Even as an adult, I went to counselors and made the mistake of never mentioning anything else
besides my fear of high ceilings and tall buildings. I believe it was an obsession, and a symptom of the autism in itself. I never mentioned anything about being socially impaired or being opposed to change.

In the last year or two, I noticed while watching popular television shows such as “Atypical” and “The Big Bang Theory” that there were some similar behaviors between the main characters and myself. Not everyone’s autism is the same, but noticing these similarities motivated me to do a little more research. Pretty much every symptom that I read about autism resonated with me.

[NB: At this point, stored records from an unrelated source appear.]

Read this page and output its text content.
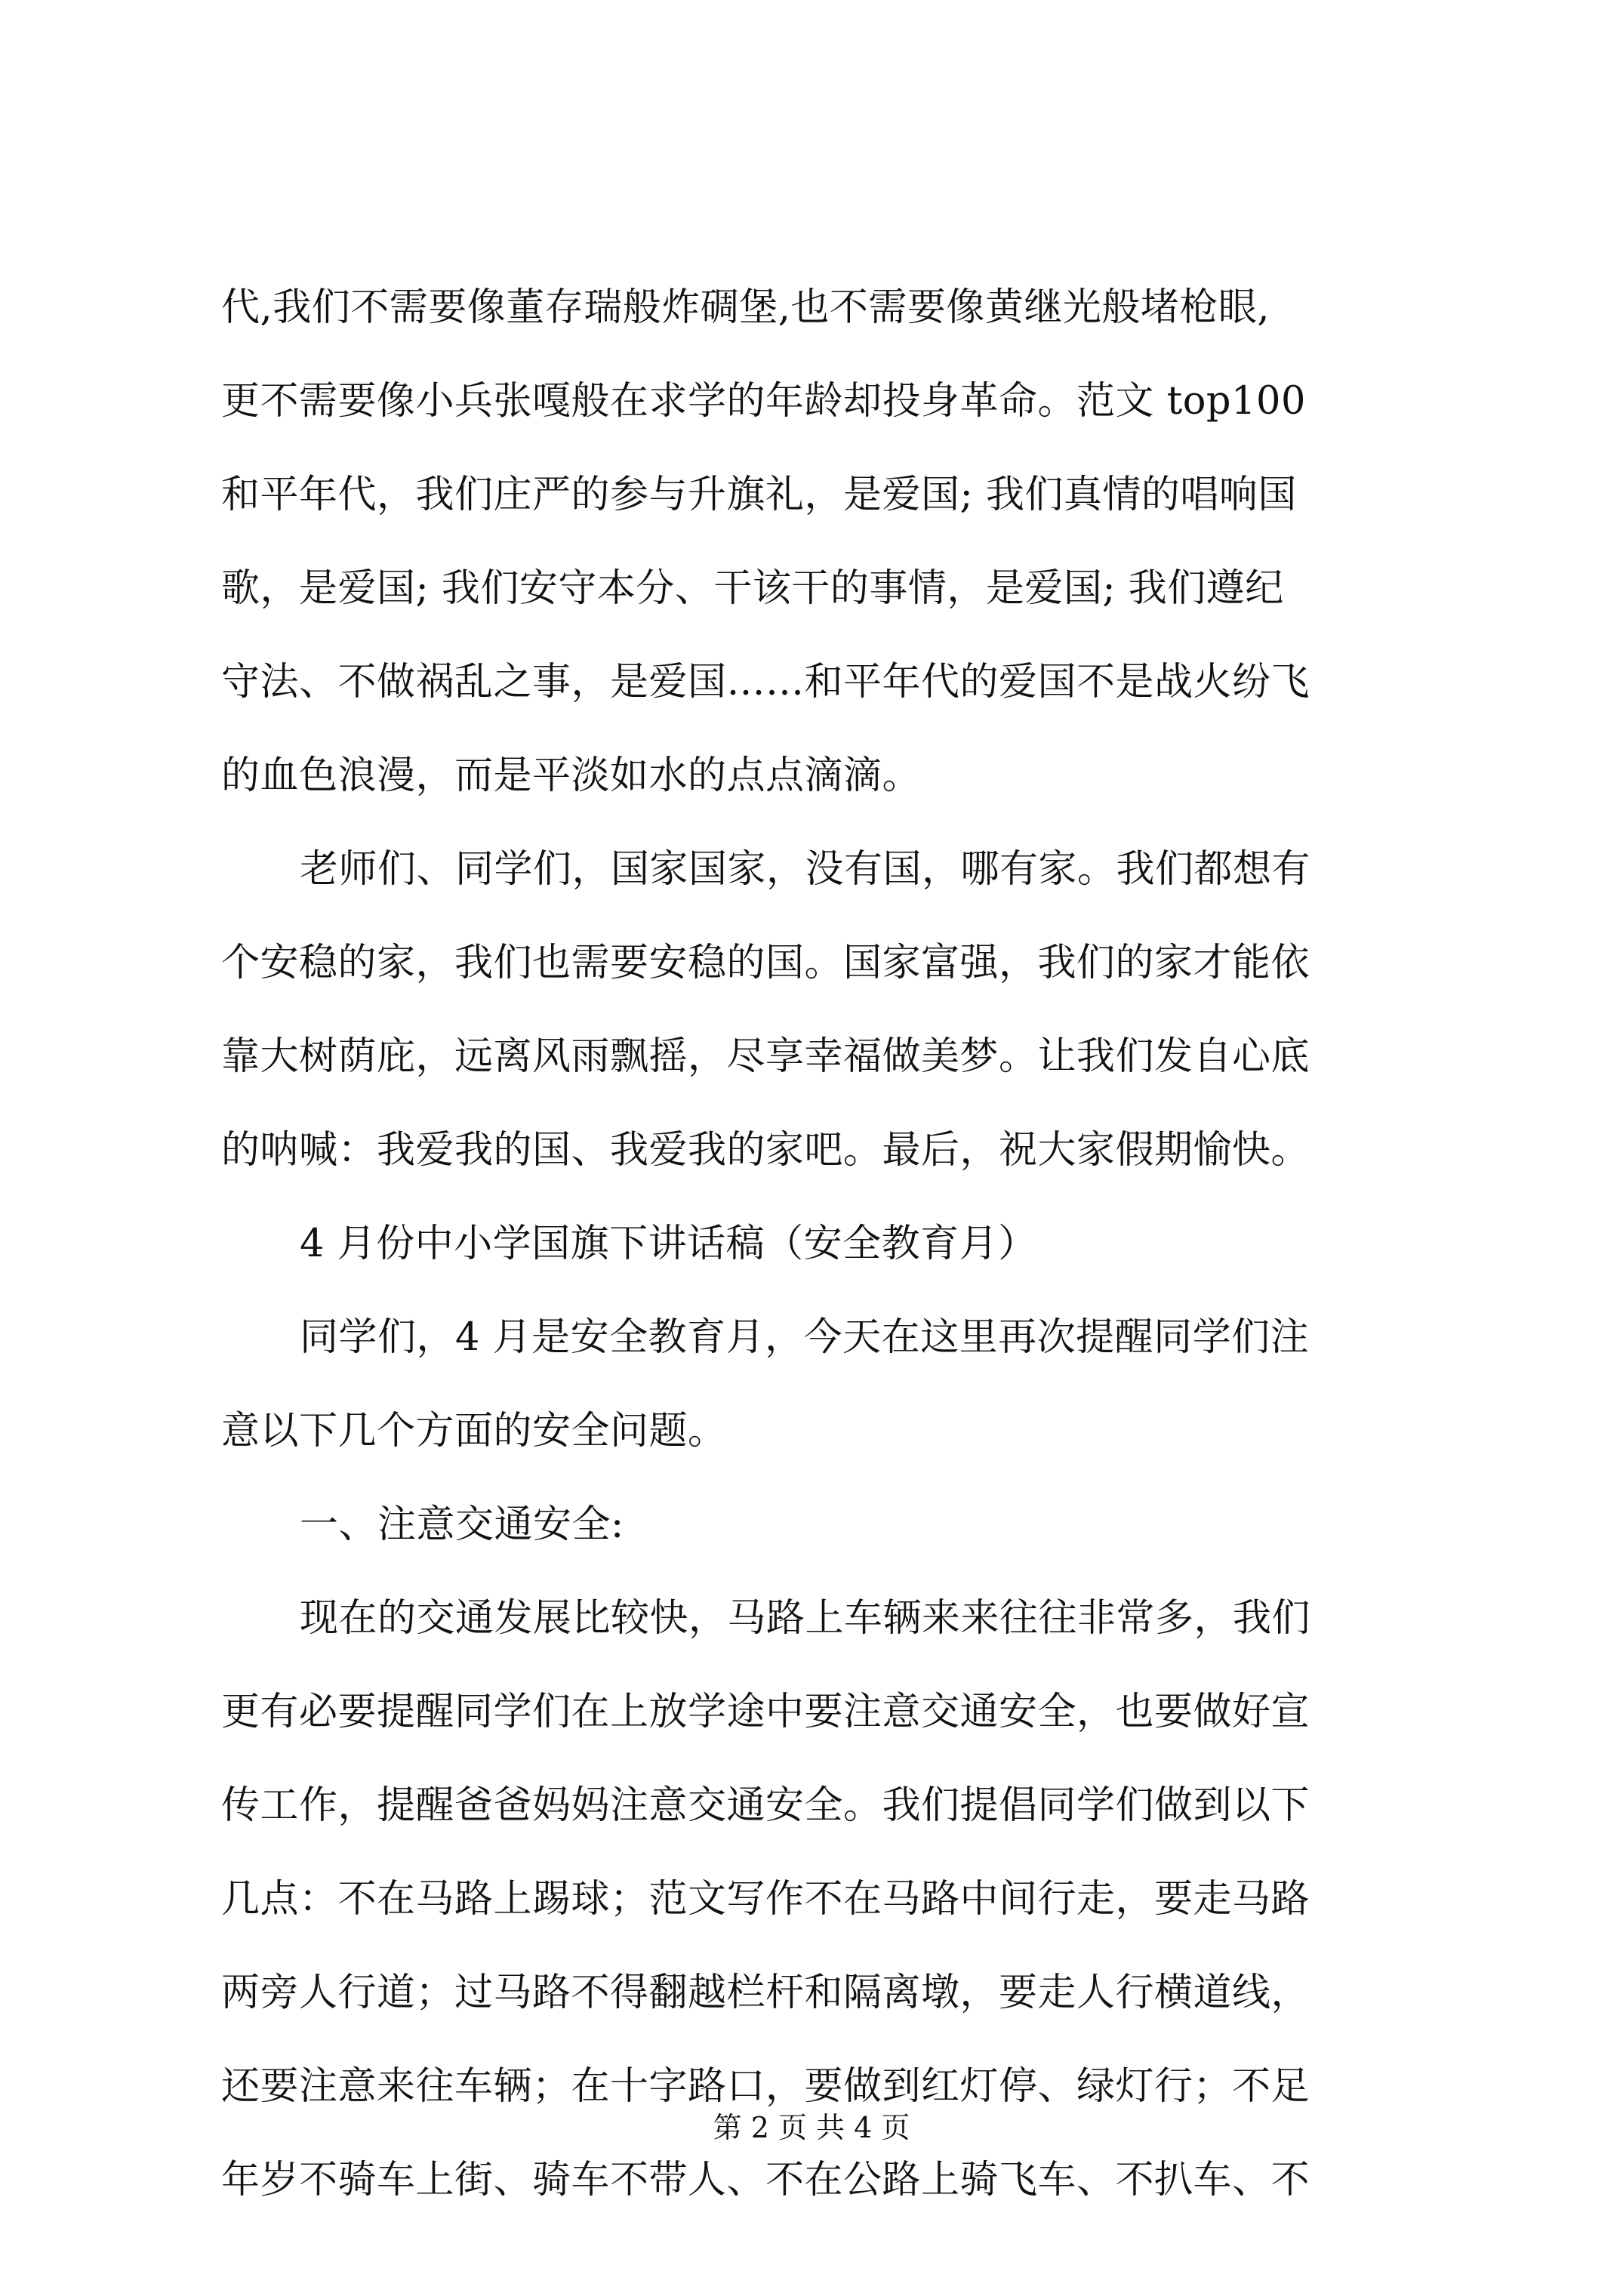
代,我们不需要像董存瑞般炸碉堡,也不需要像黄继光般堵枪眼,
更不需要像小兵张嘎般在求学的年龄却投身革命。范文 top100
和平年代，我们庄严的参与升旗礼，是爱国; 我们真情的唱响国
歌，是爱国; 我们安守本分、干该干的事情，是爱国; 我们遵纪
守法、不做祸乱之事，是爱国……和平年代的爱国不是战火纷飞
的血色浪漫，而是平淡如水的点点滴滴。
老师们、同学们，国家国家，没有国，哪有家。我们都想有
个安稳的家，我们也需要安稳的国。国家富强，我们的家才能依
靠大树荫庇，远离风雨飘摇，尽享幸福做美梦。让我们发自心底
的呐喊：我爱我的国、我爱我的家吧。最后，祝大家假期愉快。
4 月份中小学国旗下讲话稿（安全教育月）
同学们，4 月是安全教育月，今天在这里再次提醒同学们注
意以下几个方面的安全问题。
一、注意交通安全:
现在的交通发展比较快，马路上车辆来来往往非常多，我们
更有必要提醒同学们在上放学途中要注意交通安全，也要做好宣
传工作，提醒爸爸妈妈注意交通安全。我们提倡同学们做到以下
几点：不在马路上踢球；范文写作不在马路中间行走，要走马路
两旁人行道；过马路不得翻越栏杆和隔离墩，要走人行横道线，
还要注意来往车辆；在十字路口，要做到红灯停、绿灯行；不足
年岁不骑车上街、骑车不带人、不在公路上骑飞车、不扒车、不
第 2 页 共 4 页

I then decided to take the plunge to go to a specialist for an autism screening and unsurprisingly, was diagnosed as being on the spectrum. It has given me a better understanding of myself and the experiences that I have had in my life; however, I often find myself having more questions than answers. I am often in tears because of my mixed feelings about my life.

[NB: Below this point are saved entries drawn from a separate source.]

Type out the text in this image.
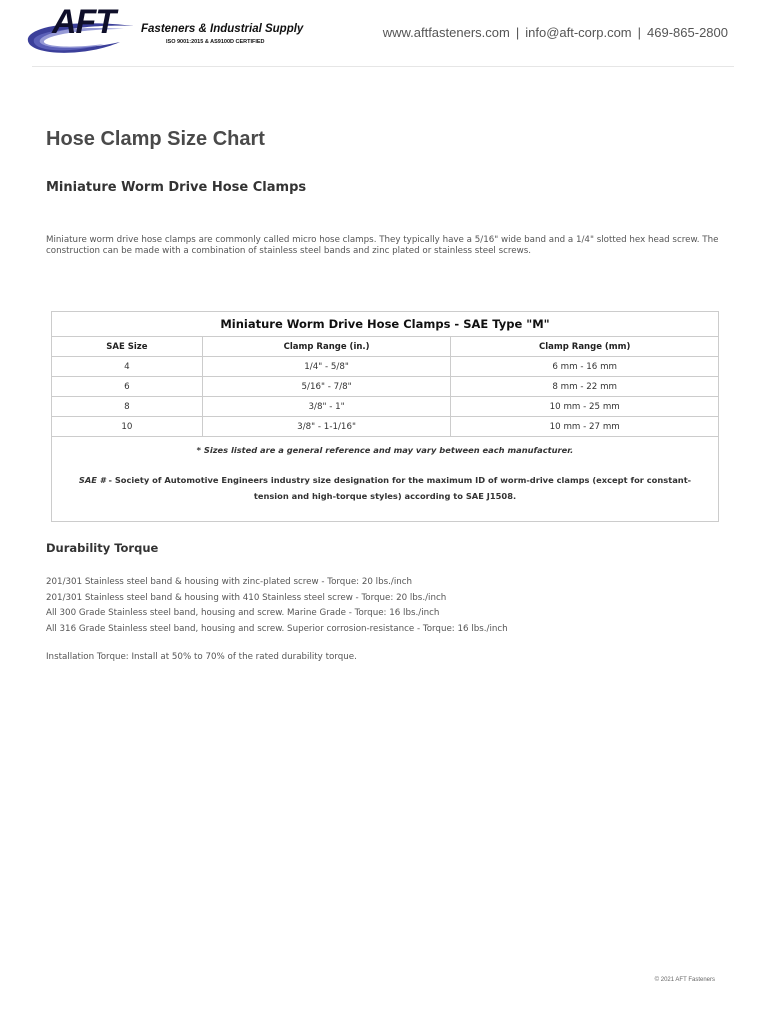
AFT Fasteners & Industrial Supply
ISO 9001:2015 & AS9100D CERTIFIED
www.aftfasteners.com | info@aft-corp.com | 469-865-2800
Hose Clamp Size Chart
Miniature Worm Drive Hose Clamps

Miniature worm drive hose clamps are commonly called micro hose clamps. They typically have a 5/16" wide band and a 1/4" slotted hex head screw. The construction can be made with a combination of stainless steel bands and zinc plated or stainless steel screws.

Miniature Worm Drive Hose Clamps - SAE Type "M"		
SAE Size	Clamp Range (in.)	Clamp Range (mm)
4	1/4" - 5/8"	6 mm - 16 mm
6	5/16" - 7/8"	8 mm - 22 mm
8	3/8" - 1"	10 mm - 25 mm
10	3/8" - 1-1/16"	10 mm - 27 mm

* Sizes listed are a general reference and may vary between each manufacturer.
SAE # - Society of Automotive Engineers industry size designation for the maximum ID of worm-drive clamps (except for constant-tension and high-torque styles) according to SAE J1508.		
Durability Torque
201/301 Stainless steel band & housing with zinc-plated screw - Torque: 20 lbs./inch
201/301 Stainless steel band & housing with 410 Stainless steel screw - Torque: 20 lbs./inch
All 300 Grade Stainless steel band, housing and screw. Marine Grade - Torque: 16 lbs./inch
All 316 Grade Stainless steel band, housing and screw. Superior corrosion-resistance - Torque: 16 lbs./inch

Installation Torque: Install at 50% to 70% of the rated durability torque.

© 2021 AFT Fasteners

Recently, I have been having the worst time of my life with my anxiety. The pressures and
irrational thoughts have consumed me and have caused me to experience severe panic attacks
and meltdowns. Having these severe panic attacks in the last few years have been the scariest
moments. A lot of the time, I feel as though I keep going backwards rather than forward in life. I
think the autism fuels the anxiety and vice versa.

I used to have a bitter feeling about my life due to my resentments and limitations; however, I think these recent events have made me more thankful for the things I have in life. I feel even more grateful for my opportunities, friends, and most of all my family. I should be more appreciative of the support and guidance that is given to me. Autism spectrum disorder is not curable but the symptoms can be managed. I remind myself that I have to be strong. I know I can beat this and continuing fighting the good fight. I appreciate the space to share these thoughts with others in the autism community.

James Kirkendall
2020

Biography: James Kirkendall is a Fort Smith resident (USA) and joined the Abandoned Arkansas team in 2014. He owns two dogs, a parrot, and lives with his wife Ashleigh. Although he struggles with a learning disability, his talents and persistence have led him to an array of different achievements. Some of the greatest feats have been receiving a black belt in traditional karate and performing overseas in the Fringe Theatre Festival in Edinburgh, Scotland. His education includes several computer technology certifications and he has attended the New York Film Academy in LA. His interests include video games, roller skating, and martial arts. He also co-authored “Abandoned Arkansas: An Echo From The Past.”


The views expressed in this paper are those of the author(s) and do not necessarily represent the views of the NLM Family Foundation.